Many investors recommend holding shares across a number of different countries in order to diversify your portfolio and reduce your risk.
Diversifying protects you if the UK economy slumps more than the rest of the world’s economies. Your portfolio won’t be as impacted as it would if you only invest in FTSE 100 companies.
It’s also worth knowing that a FTSE 100 tracker fund won’t contain any bonds. Again, this isn’t necessarily a problem, but you should be aware that if you do choose to invest solely in the FTSE 100, you won’t have any bonds to protect you from any unexpected volatility.
Bonds can offer you a cushion because, traditionally, they are more stable than shares, at least in the short term. However, it’s worth noting that bonds generally offer lower returns.
More generally, if you are new to investing, it’s important to understand that investing involves risk and that the value of your investments can go down as well as up. Check out our beginners’ guide to investing for some helpful guidance.
How much does the FTSE 100 return in a year?
The FTSE 100 has been around since 1984. And since then, there have been numerous periods of stellar and disappointing returns. Yet, investors who bought and held this index since its inception have, on average, earned roughly an 8% annualised return.
However, in more recent years, the FTSE 100 has struggled to keep up, especially compared to other international indices such as the S&P 500. Over the last decade, investors have earned closer to 6%.
There are a variety of reasons behind these lower returns. But most economists agree it’s a primarily down to a combination of lacklustre GDP growth in the UK economy as well as a lack of exposure to technology stocks.
As of 2024, only 1.01% of the UK’s flagship index is weighted in the technology industry, compared to 32.4% for the S&P 500.
How to invest in the FTSE 100
If you’re ready to get started, here’s how you can invest.
1. Choose how you want to invest
As you know, you can’t invest directly in the FTSE 100 unless you decide to buy shares in each of the companies in the index.
Instead, you can get exposure to the index by investing in an exchange-traded fund (ETF) that tracks the performance of the stocks in the FTSE 100.
2. Decide how much you want to invest
Once you’ve decided how you want to invest in the FTSE 100, you’ll need to decide how much you want to invest. You can either invest a lump sum or a certain amount each month.

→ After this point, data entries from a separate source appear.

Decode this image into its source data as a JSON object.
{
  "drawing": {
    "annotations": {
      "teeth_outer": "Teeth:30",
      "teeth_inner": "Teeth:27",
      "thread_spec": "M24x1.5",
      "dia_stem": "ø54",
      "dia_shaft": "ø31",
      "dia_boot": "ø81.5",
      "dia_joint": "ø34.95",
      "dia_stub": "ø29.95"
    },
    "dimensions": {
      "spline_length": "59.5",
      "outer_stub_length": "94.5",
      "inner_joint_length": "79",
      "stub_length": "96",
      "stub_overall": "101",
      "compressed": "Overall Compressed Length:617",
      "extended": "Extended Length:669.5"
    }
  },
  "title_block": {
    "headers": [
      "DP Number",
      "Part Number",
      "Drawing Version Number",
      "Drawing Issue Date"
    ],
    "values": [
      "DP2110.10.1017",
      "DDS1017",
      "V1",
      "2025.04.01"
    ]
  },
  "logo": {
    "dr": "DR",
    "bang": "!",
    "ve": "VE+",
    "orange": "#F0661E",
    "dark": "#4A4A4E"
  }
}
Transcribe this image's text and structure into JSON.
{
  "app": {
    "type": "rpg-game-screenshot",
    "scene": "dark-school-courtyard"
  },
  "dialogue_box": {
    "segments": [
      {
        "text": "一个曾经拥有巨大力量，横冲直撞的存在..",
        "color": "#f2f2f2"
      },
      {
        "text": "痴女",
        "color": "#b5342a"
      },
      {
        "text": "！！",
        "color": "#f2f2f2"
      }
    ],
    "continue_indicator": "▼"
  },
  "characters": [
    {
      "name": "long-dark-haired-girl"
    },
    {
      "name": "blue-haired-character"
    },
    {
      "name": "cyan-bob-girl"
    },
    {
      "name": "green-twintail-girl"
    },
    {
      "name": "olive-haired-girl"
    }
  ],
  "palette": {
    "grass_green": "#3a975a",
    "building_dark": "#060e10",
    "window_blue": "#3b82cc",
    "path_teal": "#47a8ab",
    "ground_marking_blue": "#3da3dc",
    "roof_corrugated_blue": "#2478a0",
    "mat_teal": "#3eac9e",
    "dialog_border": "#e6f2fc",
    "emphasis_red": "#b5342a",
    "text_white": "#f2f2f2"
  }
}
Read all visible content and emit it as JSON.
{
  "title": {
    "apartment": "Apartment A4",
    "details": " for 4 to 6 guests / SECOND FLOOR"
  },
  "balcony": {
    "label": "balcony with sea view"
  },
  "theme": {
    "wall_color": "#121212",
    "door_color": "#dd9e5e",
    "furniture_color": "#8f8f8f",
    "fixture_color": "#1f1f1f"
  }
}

3. Open an investing account
Next, you’ll need to open an investing account. You can either do this yourself online or employ a broker to do some of the work for you.
4. Start investing
Once you’ve got everything set up, you’re ready to start investing in the FTSE 100 – either through individual stocks or an ETF.

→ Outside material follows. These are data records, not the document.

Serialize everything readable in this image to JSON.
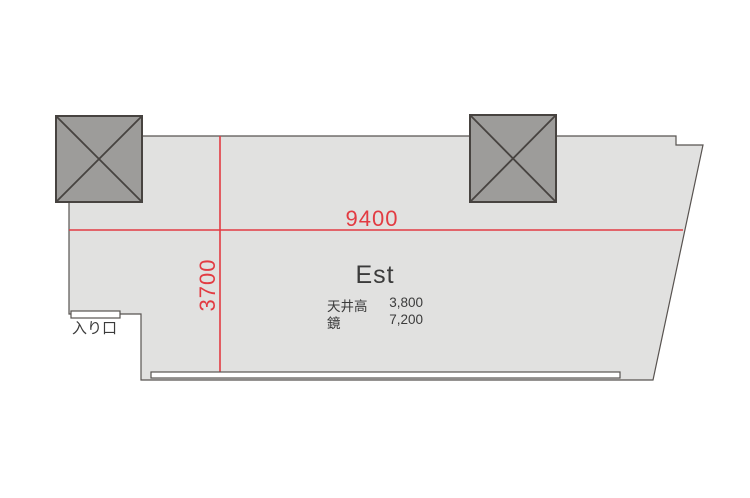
{
  "plan": {
    "room_name": "Est",
    "dimensions": {
      "width_label": "9400",
      "depth_label": "3700"
    },
    "specs": [
      {
        "label": "天井高",
        "value": "3,800"
      },
      {
        "label": "鏡",
        "value": "7,200"
      }
    ],
    "entrance_label": "入り口",
    "colors": {
      "room_fill": "#e1e1e0",
      "outline": "#585350",
      "pillar_fill": "#9d9c9a",
      "pillar_border": "#474340",
      "dimension_red": "#e23b42",
      "text_dark": "#3b3b3b"
    }
  }
}
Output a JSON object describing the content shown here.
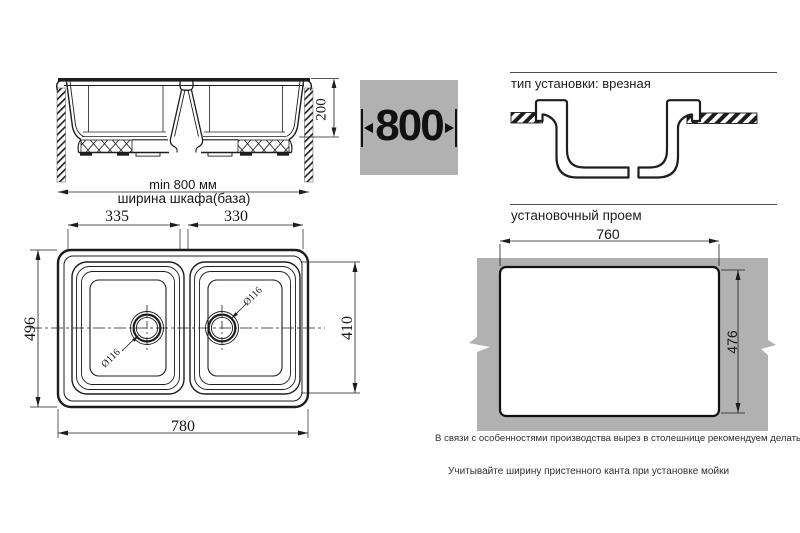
{
  "colors": {
    "surface_gray": "#b1b1b1",
    "line": "#1d1d1d"
  },
  "side_view": {
    "depth": "200",
    "min_width": "min 800 мм",
    "cabinet": "ширина шкафа(база)"
  },
  "size_box": {
    "width": "800"
  },
  "install": {
    "heading": "тип установки: врезная"
  },
  "opening": {
    "heading": "установочный проем",
    "width": "760",
    "height": "476"
  },
  "top_view": {
    "left_bowl": "335",
    "right_bowl": "330",
    "depth": "496",
    "bowl_depth": "410",
    "width": "780",
    "drain_left": "Ø116",
    "drain_right": "Ø116"
  },
  "notes": {
    "production": "В связи с особенностями производства вырез в столешнице рекомендуем делать с изделия.",
    "install_hint": "Учитывайте ширину пристенного канта при установке мойки"
  }
}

Check out our list of the top trading platforms in the UK to start investing today!
Which FTSE 100 index fund should I buy today?

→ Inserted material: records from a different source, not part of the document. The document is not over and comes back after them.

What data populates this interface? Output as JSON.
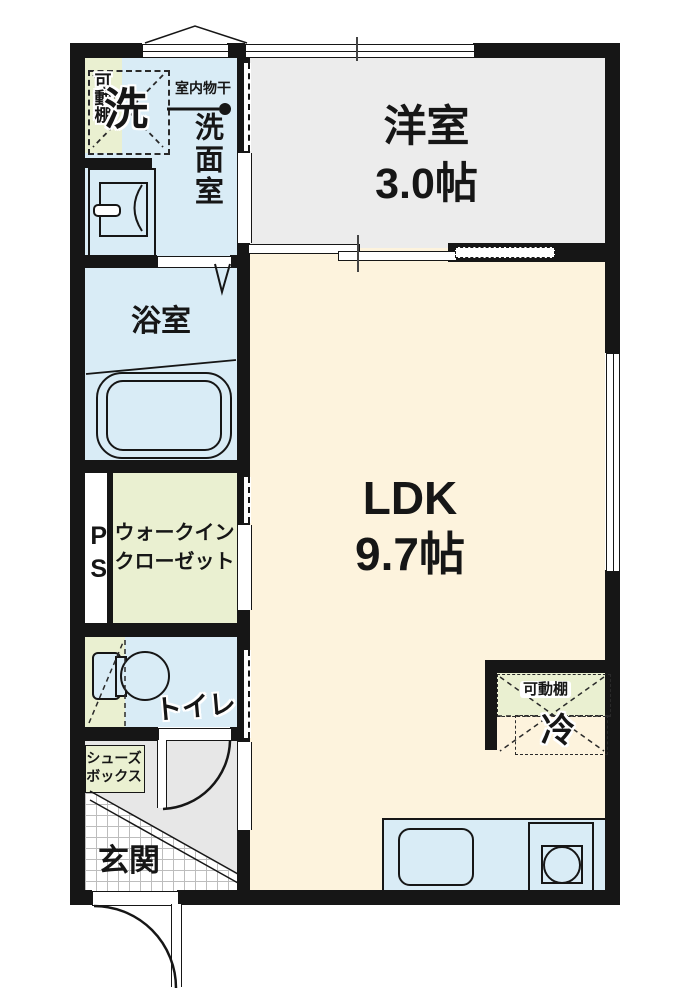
{
  "floorplan": {
    "type": "japanese-apartment-floor-plan",
    "rooms": {
      "western_room": {
        "name": "洋室",
        "size": "3.0帖"
      },
      "ldk": {
        "name": "LDK",
        "size": "9.7帖"
      },
      "washroom": {
        "name": "洗面室"
      },
      "bathroom": {
        "name": "浴室"
      },
      "toilet": {
        "name": "トイレ"
      },
      "entrance": {
        "name": "玄関"
      },
      "walk_in_closet": {
        "line1": "ウォークイン",
        "line2": "クローゼット"
      },
      "pipe_space": {
        "name": "PS"
      }
    },
    "fixtures": {
      "washing_machine": {
        "label": "洗"
      },
      "movable_shelf_washroom": {
        "label": "可動棚"
      },
      "indoor_drying_pole": {
        "label": "室内物干"
      },
      "movable_shelf_kitchen": {
        "label": "可動棚"
      },
      "refrigerator": {
        "label": "冷"
      },
      "shoe_box": {
        "line1": "シューズ",
        "line2": "ボックス"
      }
    },
    "colors": {
      "wall": "#161616",
      "ldk_floor": "#fdf3dd",
      "western_room_floor": "#ececec",
      "wet_area_floor": "#d9ecf6",
      "shelf_green": "#eaf0d1",
      "hall_gray": "#e7e7e7"
    }
  }
}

Before investing capital into index funds, it’s crucial investors understand how they work. It’s a bit of a detailed subject, so we’ve written an entire guide to understanding and selecting index tracker funds.
However, in terms of pure minimising costs, the iShares Core FTSE 100 index fund currently offers the lowest management fees for investors. However, there are additional considerations which we explore in more detail in the guide.
What is the minimum investment in the FTSE 100?
When investing in mutual funds, there is sometimes a minimum investment requirement. This means investors are forced to allocate a minimum sum of capital to become a shareholder in a fund. And in some cases, this can be prohibitively expensive for smaller investors.
Minimum investment requirements for FTSE 100 index funds are unusual. In other words, they typically don’t have this restriction. As such, the minimum investment requirement becomes the cost of a single share.
Using iShares Core FTSE 100 as an example, the fund currently trades at a share price of 789.6p. As such, the effective minimum investment requirement is £7.896. For most investors, this is negligible.